Dalam 17 Prinsip Keadilan Lingkungan tersebut memuat visi bahwa orangorang kulit berwarna berhimpun dalam komunitas ini. Mereka membangun gerakan nasional dan internasional yang menentang destruksi dan perebutan atas tanah dan komunitasnya.

Caranya dengan menumbuhkan kembali hubungan interdependensi spiritual dengan Ibu Bumi (Mother Earth); menghargai dan merayakan kebudayaan, bahasa, dan kepercayaan terhadap alam semesta dan peran atas penyembuhan; menjamin keadilan lingkungan; mendorong ekonomi alternatif yang berkontribusi terhadap mata pencaharian yang tidak berbahaya; mendapatkan pembebasan politik, ekonomi, dan budaya yang telah disangkal selama lebih dari 500 tahun penjajahan dan opresi yang meracuni komunitas serta tanah, juga menggenosida orangorang kulit berwarna (People of Color Environmental Leadership Summit 1991).

Tujuh belas Prinsip Keadilan Lingkungan tersebut kemudian diratifikasi dalam merumuskan pengertian lain dari perubahan iklim dari sudut pandang keadilan lingkungan yang termuat dalam The 27 Bali Principles of Climate Justice (Johannesburg for the Earth Summit 2002).

Perubahan iklim dari sudut pandang keadilan lingkungan turut menyebut kategori gender, indigenitas, umur, kemampuan (ability), kekayaan, dan kesehatan.

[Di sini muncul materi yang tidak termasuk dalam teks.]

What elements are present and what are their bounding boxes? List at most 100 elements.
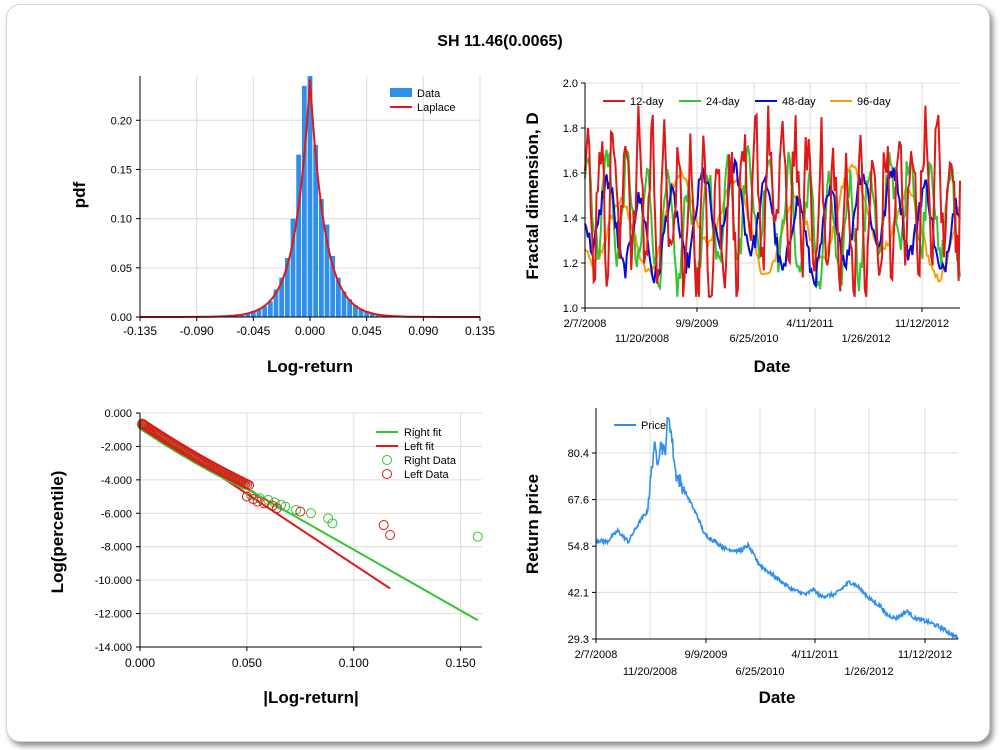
y-tick-label: 0.05 [111,263,132,275]
pdf-panel: 0.00 0.05 0.10 0.15 0.20 -0.135 -0.090 -0.045 0.… [70,76,495,376]
left-data-point [194,453,205,464]
legend-label: Right fit [404,427,441,439]
series-line-96-day [584,162,961,283]
y-axis-label: Log(percentile) [48,471,67,594]
legend-label: 12-day [630,96,664,108]
left-data-point [200,457,211,468]
histogram-bar [239,315,245,317]
left-data-point [252,496,263,507]
x-tick-label: 2/7/2008 [575,649,618,661]
y-tick-label: 1.8 [563,123,578,135]
left-data-point [179,445,190,456]
y-tick-label: 67.6 [568,495,589,507]
legend-label: Right Data [404,455,457,467]
log-percentile-panel: 0.000 -2.000 -4.000 -6.000 -8.000 -10.000 -12.… [48,408,483,707]
x-tick-label: -0.135 [123,324,157,338]
x-tick-label: 1/26/2012 [845,666,894,678]
x-tick-label: 11/20/2008 [623,666,677,678]
y-tick-label: 1.0 [563,303,578,315]
right-data-point [291,504,302,515]
left-data-point [195,454,206,465]
left-data-point [183,447,194,458]
left-data-point [244,480,255,491]
histogram-bar [307,76,313,317]
y-tick-label: 1.6 [563,168,578,180]
y-tick-label: -10.000 [95,575,132,587]
x-tick-label: 0.000 [125,656,155,670]
histogram-bar [335,277,341,317]
histogram-bar [296,154,302,317]
histogram-bar [318,198,324,317]
histogram-bar [267,301,273,317]
y-tick-label: -12.000 [95,609,132,621]
x-axis-label: Date [754,357,791,376]
histogram-bar [245,313,251,317]
x-axis-label: Log-return [267,357,353,376]
histogram-bar [273,289,279,317]
histogram-bar [358,309,364,317]
histogram-bar [279,277,285,317]
left-data-point [186,449,197,460]
left-data-point [295,506,306,517]
left-data-point [242,479,253,490]
left-data-point [378,519,389,530]
x-tick-label: 4/11/2011 [786,318,833,330]
y-tick-label: 0.10 [111,214,132,226]
series-line-12-day [584,105,961,298]
histogram-bar [250,311,256,317]
y-tick-label: 0.00 [111,312,132,324]
x-tick-label: 9/9/2009 [676,318,719,330]
y-tick-label: -8.000 [101,542,132,554]
legend-label: Left Data [404,469,450,481]
y-tick-label: -4.000 [101,475,132,487]
left-data-point [241,491,252,502]
x-tick-label: 0.090 [408,324,438,338]
left-data-point [199,456,210,467]
legend-label: Left fit [404,441,434,453]
x-tick-label: -0.090 [180,324,214,338]
legend-label: 48-day [782,96,816,108]
legend-label: 24-day [706,96,740,108]
histogram-bar [347,299,353,317]
left-data-point [181,446,192,457]
y-tick-label: 54.8 [568,541,589,553]
histogram-bar [313,144,319,317]
histogram-bar [284,257,290,317]
left-data-point [192,453,203,464]
x-tick-label: 11/12/2012 [898,649,952,661]
legend-swatch [382,469,392,479]
x-tick-label: 11/12/2012 [895,318,949,330]
left-data-point [197,455,208,466]
y-tick-label: 42.1 [568,587,589,599]
histogram-bar [256,309,262,317]
y-tick-label: -14.000 [95,642,132,654]
y-tick-label: 80.4 [568,448,589,460]
left-data-point [184,448,195,459]
x-tick-label: 9/9/2009 [685,649,728,661]
y-tick-label: 2.0 [563,78,578,90]
histogram-bar [330,256,336,317]
y-tick-label: 1.4 [563,213,578,225]
x-axis-label: Date [759,688,796,707]
y-tick-label: -6.000 [101,508,132,520]
x-tick-label: 0.000 [295,324,325,338]
histogram-bar [301,85,307,317]
y-tick-label: 0.000 [104,408,132,420]
right-data-point [327,518,338,529]
price-line [595,417,959,640]
histogram-bar [369,313,375,317]
return-price-panel: 80.4 67.6 54.8 42.1 29.3 2/7/2008 9/9/2009 4/11… [523,408,959,707]
x-axis-label: |Log-return| [263,688,358,707]
x-tick-label: 0.045 [352,324,382,338]
left-data-point [385,530,396,541]
right-data-point [306,508,316,519]
x-tick-label: 6/25/2010 [736,666,785,678]
fractal-dimension-panel: 1.0 1.2 1.4 1.6 1.8 2.0 2/7/2008 9/9/2009 4/11/2… [523,78,961,376]
left-data-point [271,503,282,514]
histogram-bar [262,306,268,317]
y-tick-label: 0.20 [111,115,132,127]
chart-card [6,4,990,742]
y-tick-label: 29.3 [568,634,589,646]
histogram-bar [364,311,370,317]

Penyebutan tersebut memungkinkan untuk memeriksa bagaimana pemetaan pertolongan dan mitigasi dampak perubahan iklim bagi kelompok populasi rentan di dunia (Gaard 2017).

Secara reflektif, penulis menyadari bahwa ekofeminisme bukan sekadar jargon atau konsep kosong semata, melainkan kemungkinan untuk bergerak secara transformatif sebagaimana sebuah gerakan ekologis bersama.

“Kita semua bertanggung jawab untuk dan atas membentuk kondisi bagi multispesies yang berjalan dalam sejarah yang mengerikan, dan terkadang sejarah yang menyenangkan juga, tetapi tidak kita semua mampu merespons (“response-able”) dengan cara yang sama. Perbedaan itu berarti—dalam ekologi, ekonomi, spesies, dan kehidupan” (Haraway 2016).

Krisis ekologi global ini selalu membuka kemungkinan ragam dunia-yang-lain, the world of many worlds sebab pembedaan geografis berbanding lurus dengan kompleksitas pengetahuan terhadap krisis ini maupun persepsi-pengalaman yang selalu tersituasikan sedang berkelindan dengan kehidupan keseharian (worldings) (de la Cadena & Blaser 2018).

Bukti bahwa kemudian, keseharian menjadi ruang paling nyata untuk memahami bagaimana justifikasi keadilan iklim bekerja. Keadilan iklim di masa katastropik hari ini tidak hanya sekadar kepentingan gerakan ekofeminisme untuk terlepas dari belenggu bias patriarki dan dominasi kapitalisme yang menghancurkan alam.

Tetapi sekali lagi bahwa ekofeminisme perlu membasiskan diri pada epistemologi ketersituasian sekaligus basis ontologi politik yang memberi penekanan bahwa krisis bukanlah masalah universal semata. Namun, lebih dari itu, masalah pluriversal.

Pluriversal politik ini bermaksud menawarkan cara merekognisi ekspresi lokalitas antar ragam lintas kultur-alam (manusia dan nonmanusia) tanpa batas ‘struktur tunggal’, pengalaman yang tersituasikan secara lebih sederhana, melintas keseharian worlding yang menjernihkan ragam pluriversalitas dunia (Escobar 2020).

Keadilan ekologis selalu menuntut keterbukaan lintas generasi bahkan lintas entitas kehidupan. Alihalih memperjuangkan keadilan untuk alam sendiri, masyarakat Antroposen selalu hidup dengan krisis sekaligus ragam ketimpangan yang terjadi melalui relasi keretakan ekologis antara dunia kehidupan (lifeworld; persepsi sosio-kultural) dengan bumi (earth; sebagai latar habitat hunian spesies) yang semakin lebar (Mahaswa 2022).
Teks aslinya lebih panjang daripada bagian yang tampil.